1. Green Knowe (The Children of Green Knowe by Lucy M. Boston).

I fell in love with the ‘Green Knowe’ series of books when I was seven years old and obsessed with ghost stories. The novel opens with Tolly, a shy young boy, who goes to stay with his grandmother in an old, moated manor house called Green Knowe. Once there, he befriends three seventeenth century ghosts who, he later discovers, are his ancestors, and travels back in time with them to explore the house, and its stories, through the ages. My novel, The Perfect Life, begins with the murder of a reclusive children’s author whose bestselling Holly Maze House books had enchanted generations of young readers. With its ghostly child protagonists and grand house filled with ancient artefacts, Holly Maze House is my love letter to the magic of Green Knowe.

2. Kilmarth. (The House on the Strand, by Daphne Du Maurier).

A mysterious and remote Cornish house, Kilmarth becomes the temporary home of narrator, Dick Young, when he is invited to stay by an old university friend. However, when he agrees to be used as a guinea pig for a drug his friend is secretly developing, Young finds himself transported to fourteenth century Cornwall where he finds the past to be far more compelling than his present life. His urge to time travel soon becomes an addiction, one with startling consequences. The idea of a house being a portal to the past is something I explore in The Perfect Life through the mysterious Holly Maze House and its time travelling inhabitants.

3. Gatsby’s Mansion. (The Great Gatsby by F. Scott Fitzgerald).

Just as Jay Gatsby’s elaborate parties grew from a desire to lure back his lost love, Daisy, so the parties thrown by the reclusive author, Geoffrey Rivers, in The Perfect Life, are an attempt to compensate for lost innocence. Like the enigmatic Gatsby, Geoffrey Rivers observes the revellers, hoping that, like his stories, the party has managed to capture their imaginations and recreate, in some way, the magic of the books. Yet, behind the glittering façade of Gatsby’s mansion and Geoffrey’s Holly Maze House, lie dark secrets that threaten to rip the fairy tale apart.

4. Bly (The Turn of the Screw by Henry James).

The story of a young governess who becomes convinced that the two children in her care are talking to the ghosts of two former employees of Bly, the country house where she resides, is one that has haunted me ever since I first read it.

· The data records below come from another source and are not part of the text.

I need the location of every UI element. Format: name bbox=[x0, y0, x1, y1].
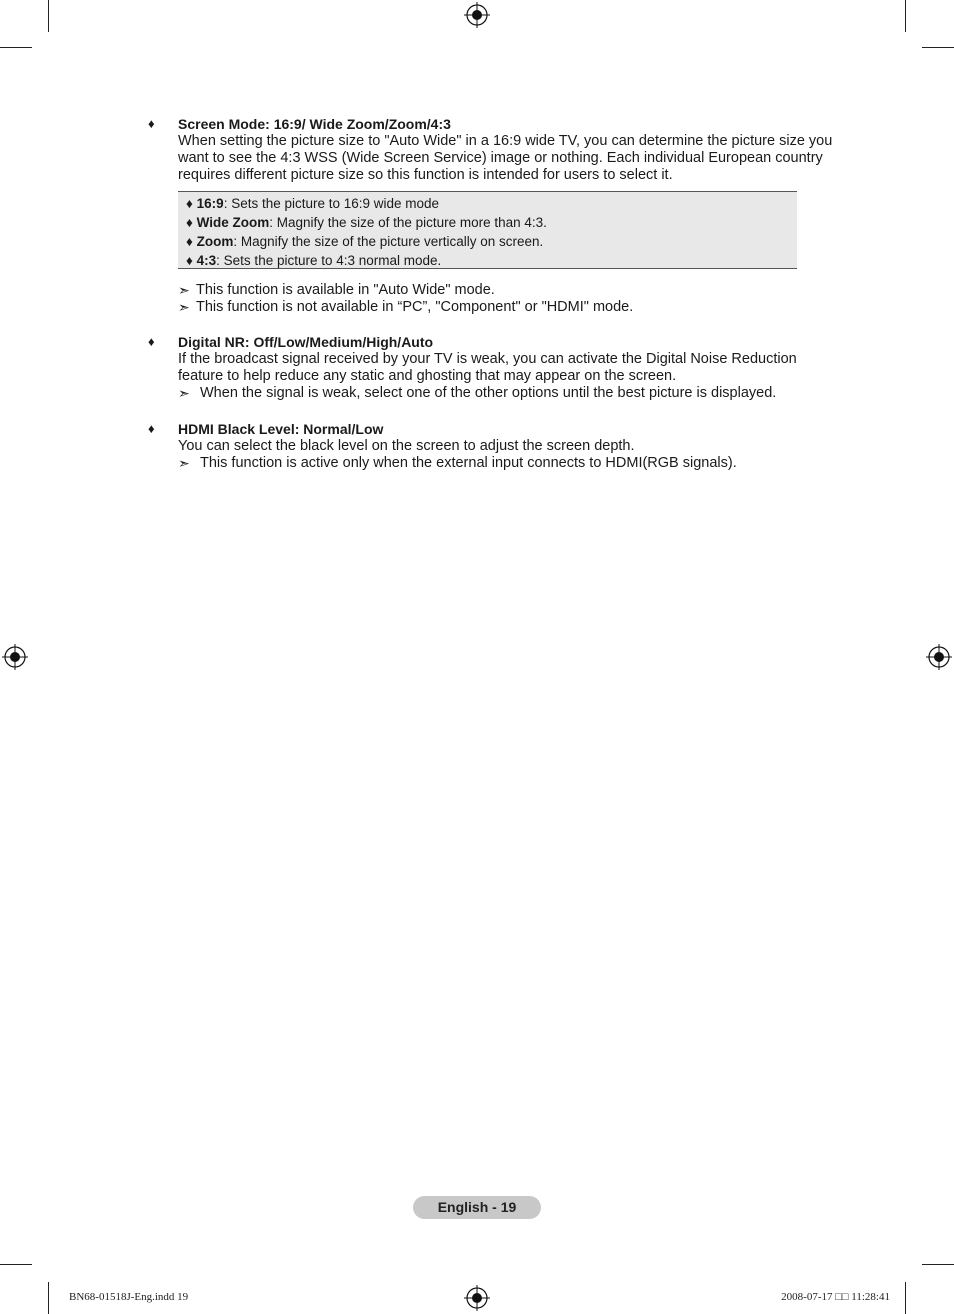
bullet-icon: ♦ bbox=[148, 334, 155, 349]
arrow-note-icon: ➣ bbox=[178, 455, 190, 471]
note-text: This function is available in "Auto Wide" mode. bbox=[196, 282, 495, 298]
option-key: 16:9 bbox=[196, 196, 224, 211]
arrow-note-icon: ➣ bbox=[178, 385, 190, 401]
option-row bbox=[186, 194, 797, 213]
note bbox=[178, 455, 838, 472]
options-box bbox=[178, 191, 797, 269]
note-text: This function is not available in “PC”, "Component" or "HDMI" mode. bbox=[196, 299, 634, 315]
registration-mark-icon bbox=[464, 2, 490, 28]
section-screen-mode bbox=[148, 116, 838, 184]
crop-mark bbox=[0, 1264, 32, 1265]
crop-mark bbox=[905, 0, 906, 32]
crop-mark bbox=[48, 0, 49, 32]
crop-mark bbox=[922, 47, 954, 48]
crop-mark bbox=[922, 1264, 954, 1265]
option-key: Zoom bbox=[196, 234, 234, 249]
page-number: English - 19 bbox=[413, 1196, 541, 1219]
footer-timestamp: 2008-07-17 □□ 11:28:41 bbox=[781, 1291, 890, 1303]
registration-mark-icon bbox=[2, 644, 28, 670]
option-key: 4:3 bbox=[196, 253, 217, 268]
option-row bbox=[186, 251, 797, 270]
note bbox=[178, 299, 838, 316]
option-key: Wide Zoom bbox=[196, 215, 270, 230]
section-text: When setting the picture size to "Auto Wide" in a 16:9 wide TV, you can determine the picture size you want to see the 4:3 WSS (Wide Screen Service) image or nothing. Each individual European country requires different picture size so this function is intended for users to select it. bbox=[178, 133, 833, 183]
crop-mark bbox=[0, 47, 32, 48]
registration-mark-icon bbox=[464, 1285, 490, 1311]
section-text: You can select the black level on the screen to adjust the screen depth. bbox=[178, 438, 635, 454]
bullet-icon: ♦ bbox=[186, 253, 193, 268]
option-desc: : Sets the picture to 4:3 normal mode. bbox=[216, 253, 442, 268]
bullet-icon: ♦ bbox=[186, 234, 193, 249]
bullet-icon: ♦ bbox=[148, 116, 155, 131]
arrow-note-icon: ➣ bbox=[178, 282, 190, 298]
section-title: Screen Mode: 16:9/ Wide Zoom/Zoom/4:3 bbox=[178, 116, 451, 132]
bullet-icon: ♦ bbox=[186, 215, 193, 230]
section-title: HDMI Black Level: Normal/Low bbox=[178, 421, 384, 437]
registration-mark-icon bbox=[926, 644, 952, 670]
option-row bbox=[186, 232, 797, 251]
bullet-icon: ♦ bbox=[148, 421, 155, 436]
section-hdmi-black-level bbox=[148, 421, 838, 472]
bullet-icon: ♦ bbox=[186, 196, 193, 211]
option-desc: : Magnify the size of the picture more than 4:3. bbox=[269, 215, 547, 230]
option-row bbox=[186, 213, 797, 232]
section-text: If the broadcast signal received by your TV is weak, you can activate the Digital Noise Reduction feature to help reduce any static and ghosting that may appear on the screen. bbox=[178, 351, 797, 384]
option-desc: : Sets the picture to 16:9 wide mode bbox=[223, 196, 440, 211]
note-text: When the signal is weak, select one of the other options until the best picture is displayed. bbox=[200, 385, 777, 401]
crop-mark bbox=[905, 1282, 906, 1314]
note-text: This function is active only when the external input connects to HDMI(RGB signals). bbox=[200, 455, 737, 471]
footer-file-info: BN68-01518J-Eng.indd 19 bbox=[69, 1291, 189, 1303]
screen-mode-notes bbox=[148, 282, 838, 316]
section-digital-nr bbox=[148, 334, 838, 402]
note bbox=[178, 282, 838, 299]
crop-mark bbox=[48, 1282, 49, 1314]
note bbox=[178, 385, 838, 402]
option-desc: : Magnify the size of the picture vertically on screen. bbox=[233, 234, 544, 249]
arrow-note-icon: ➣ bbox=[178, 299, 190, 315]
section-title: Digital NR: Off/Low/Medium/High/Auto bbox=[178, 334, 434, 350]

As the young woman slowly unravels, the once idyllic house becomes malevolent and claustrophobic, mirroring her tortured mind. Similarly, in The Perfect Life, the opulent Holly Maze House both blesses and curses those who step inside its dark, panelled walls.

5. Satis House (Great Expectation by Charles Dickens).

The gloriously gothic residence of tragic Miss Havisham in Great Expectations is, for me, one of the most evocative houses in literature. The image of the spectral woman sitting in her old wedding dress amid the dilapidated and crumbling ruins of a once grand house is both heartbreaking and sinister. In The Perfect Life, the inhabitants of Holly Maze House also lament lost dreams and thwarted ambition, and feel as trapped as Miss Havisham amid the detritus of the past.


Nuala Ellwood is the author of two bestselling novels: My Sister’s Bones, for which she was selected as one of the Observer’s ‘New Faces of Fiction 2017’, and Day of the Accident. Nuala lives in York with her young son. The Perfect Life is her latest novel.